Кит ведет Эви к лестнице; я кидаю на него тревожный взгляд.
— На четвертом этаже теперь обычные палаты, — твердо объясняет Док. Он знает, о чем я думаю: о том, как Док по приказу Старейшины вкалывал старикам смертельную дозу фидуса, чтобы освободить место для молодых. — Пока ты здесь, может, прочтешь еженедельный отчет? Можем пойти в мой кабинет.
Киваю и молча следую за ним к лифту. На третьем этаже мы оба выходим, а Кит с Эви едут дальше. Док ведет меня к себе. Я мешкаю у одной из дверей — у двери Эми. Мне хочется свернуть направо и пойти к ней. Хочется извиняться снова и снова до тех пор, пока она не согласится меня простить. Но вместо этого я поворачиваю налево и иду в кабинет Дока.
— В Больнице последнее время много дел, — говорит он. — Я впервые за два дня зашел в кабинет. Извини за беспорядок.
Я хмыкаю. Кабинет выглядит безупречно, но это не мешает Доку сразу же поправить лежащие на столе бумаги.
На самом деле, в Больнице действительно в последнее время суматошно. Синяки и порезы от драк. Травмы от сельскохозяйственной техники из-за того, что операторы отвлекались и грезили наяву, чего не случилось бы, будь они по-прежнему на фидусе. Некоторые люди просто делают глупости, чтобы показать свою смелость. А еще… есть очень странные случаи. Люди делают больно себе или кому-то еще просто потому, что вдруг обрели способность чувствовать и им все равно, какое это чувство — главное, чтобы оно было.

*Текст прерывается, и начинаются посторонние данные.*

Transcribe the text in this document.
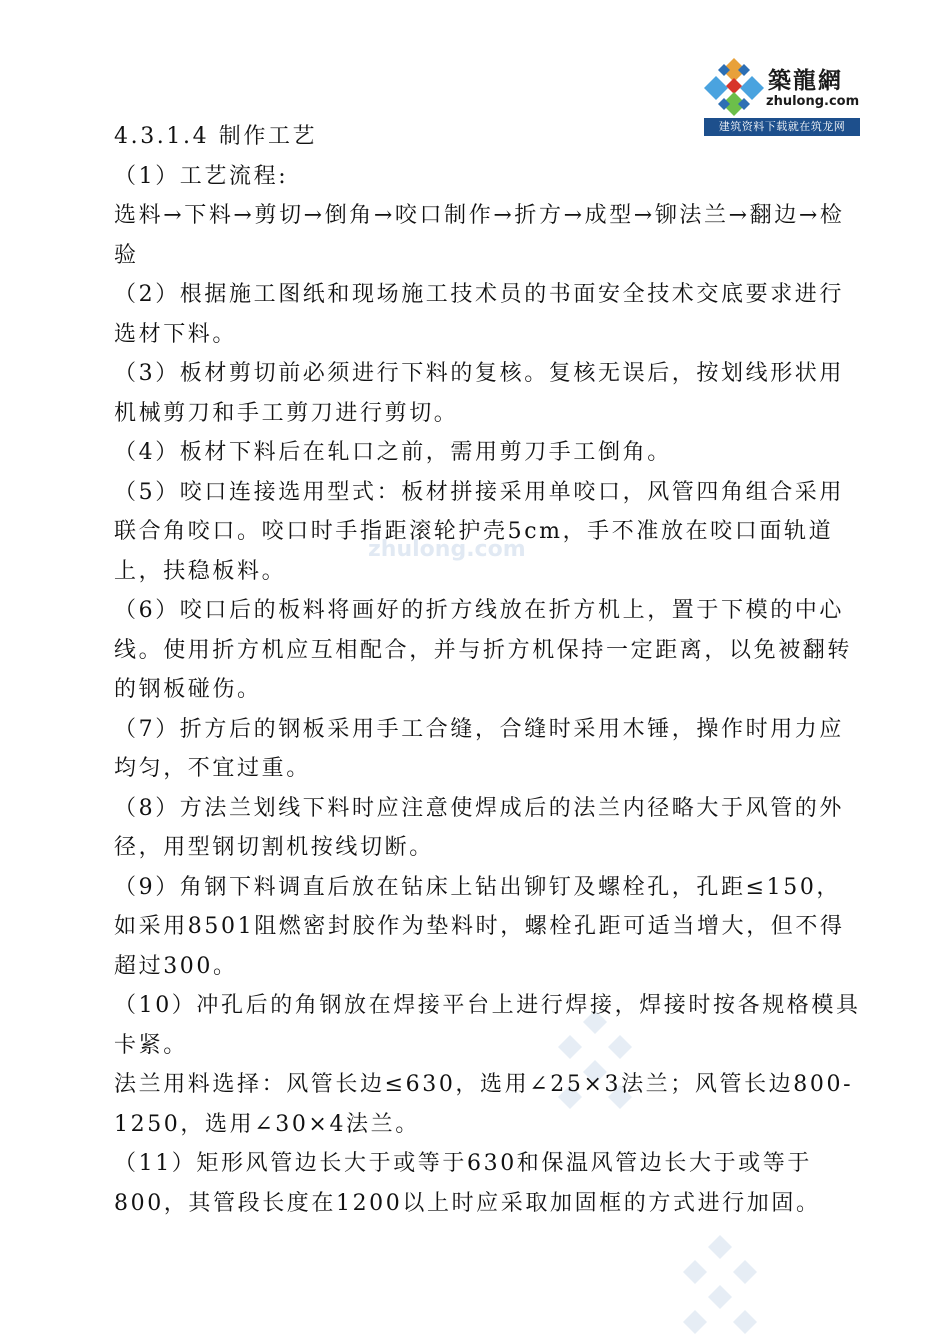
zhulong.com
築龍網
zhulong.com
建筑资料下载就在筑龙网

4.3.1.4 制作工艺

（1）工艺流程:

选料→下料→剪切→倒角→咬口制作→折方→成型→铆法兰→翻边→检验

（2）根据施工图纸和现场施工技术员的书面安全技术交底要求进行选材下料。

（3）板材剪切前必须进行下料的复核。复核无误后，按划线形状用机械剪刀和手工剪刀进行剪切。

（4）板材下料后在轧口之前，需用剪刀手工倒角。

（5）咬口连接选用型式：板材拼接采用单咬口，风管四角组合采用联合角咬口。咬口时手指距滚轮护壳5cm，手不准放在咬口面轨道上，扶稳板料。

（6）咬口后的板料将画好的折方线放在折方机上，置于下模的中心线。使用折方机应互相配合，并与折方机保持一定距离，以免被翻转的钢板碰伤。

（7）折方后的钢板采用手工合缝，合缝时采用木锤，操作时用力应均匀，不宜过重。

（8）方法兰划线下料时应注意使焊成后的法兰内径略大于风管的外径，用型钢切割机按线切断。

（9）角钢下料调直后放在钻床上钻出铆钉及螺栓孔，孔距≤150，如采用8501阻燃密封胶作为垫料时，螺栓孔距可适当增大，但不得超过300。

（10）冲孔后的角钢放在焊接平台上进行焊接，焊接时按各规格模具卡紧。

法兰用料选择：风管长边≤630，选用∠25×3法兰；风管长边800-1250，选用∠30×4法兰。

（11）矩形风管边长大于或等于630和保温风管边长大于或等于800，其管段长度在1200以上时应采取加固框的方式进行加固。
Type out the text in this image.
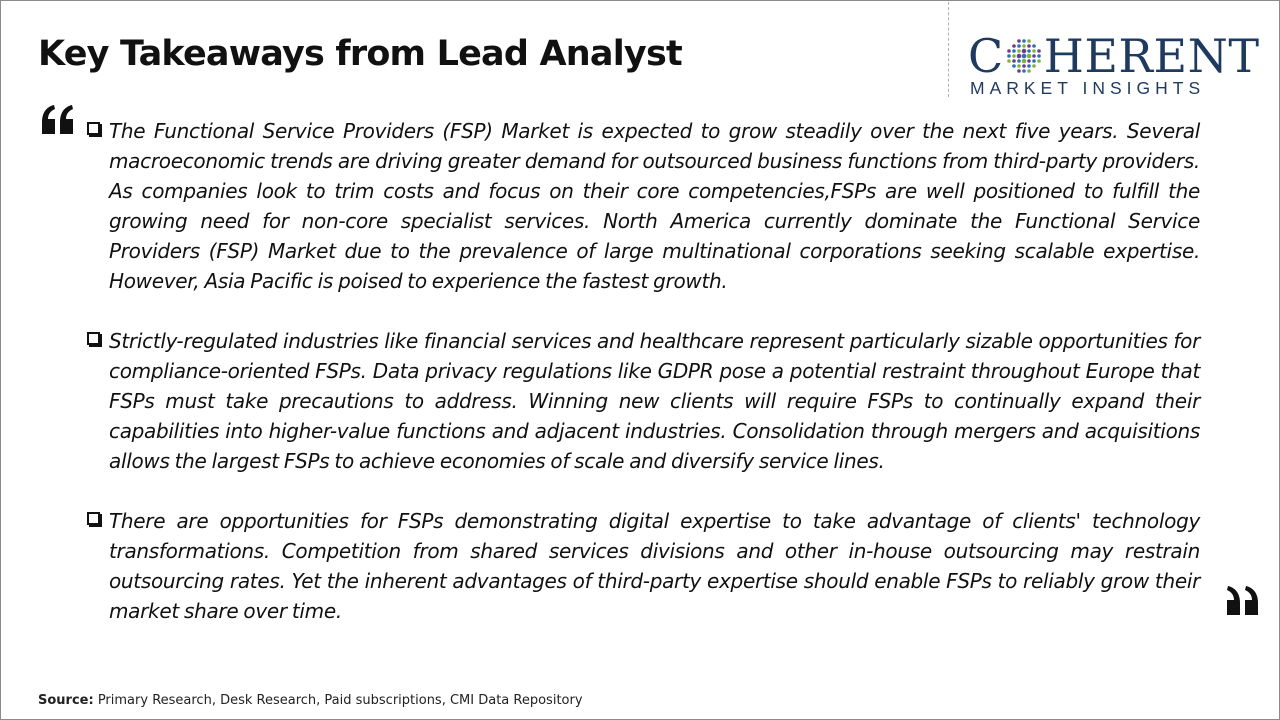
Key Takeaways from Lead Analyst	C HERENT
MARKET INSIGHTS
The Functional Service Providers (FSP) Market is expected to grow steadily over the next five years. Several macroeconomic trends are driving greater demand for outsourced business functions from third-party providers. As companies look to trim costs and focus on their core competencies,FSPs are well positioned to fulfill the growing need for non-core specialist services. North America currently dominate the Functional Service Providers (FSP) Market due to the prevalence of large multinational corporations seeking scalable expertise. However, Asia Pacific is poised to experience the fastest growth.
Strictly-regulated industries like financial services and healthcare represent particularly sizable opportunities for compliance-oriented FSPs. Data privacy regulations like GDPR pose a potential restraint throughout Europe that FSPs must take precautions to address. Winning new clients will require FSPs to continually expand their capabilities into higher-value functions and adjacent industries. Consolidation through mergers and acquisitions allows the largest FSPs to achieve economies of scale and diversify service lines.
There are opportunities for FSPs demonstrating digital expertise to take advantage of clients' technology transformations. Competition from shared services divisions and other in-house outsourcing may restrain outsourcing rates. Yet the inherent advantages of third-party expertise should enable FSPs to reliably grow their market share over time.
Source: Primary Research, Desk Research, Paid subscriptions, CMI Data Repository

Эми предупреждала, что снижение действия фидуса можно будет проследить по количеству людей, которые обращаются в Больницу. При мысли о ней у меня внутри все сжимается. Она ведь совсем рядом. Наверное, сидит в своей комнате и ненавидит меня.
— Отчет, — говорит Док, садясь и придвигая мне пленку.
— Эви это не вредно? — спрашиваю я, прежде чем взглянуть на экран.
Док качает головой.
— Пластырь с фидусом действует так же, как любой другой, просто лекарство в нем создано на основе фидуса. Он достаточно силен, чтобы подействовать сразу, но я на всякий случай разработал и антидот.
Мне все еще не нравится необходимость использовать хоть что-то, связанное с фидусом, но, по крайней мере, у нас есть противоядие. Я оставляю эту тему.
Секунду думаю, не рассказать ли Доку о том, что мне стало известно про корабль. Если бы Старейшина знал, что мы остановились, он бы сказал Доку. Но я не Старейшина, и Дока другом назвать не могу. Промолчав, я сосредоточиваюсь на отчете.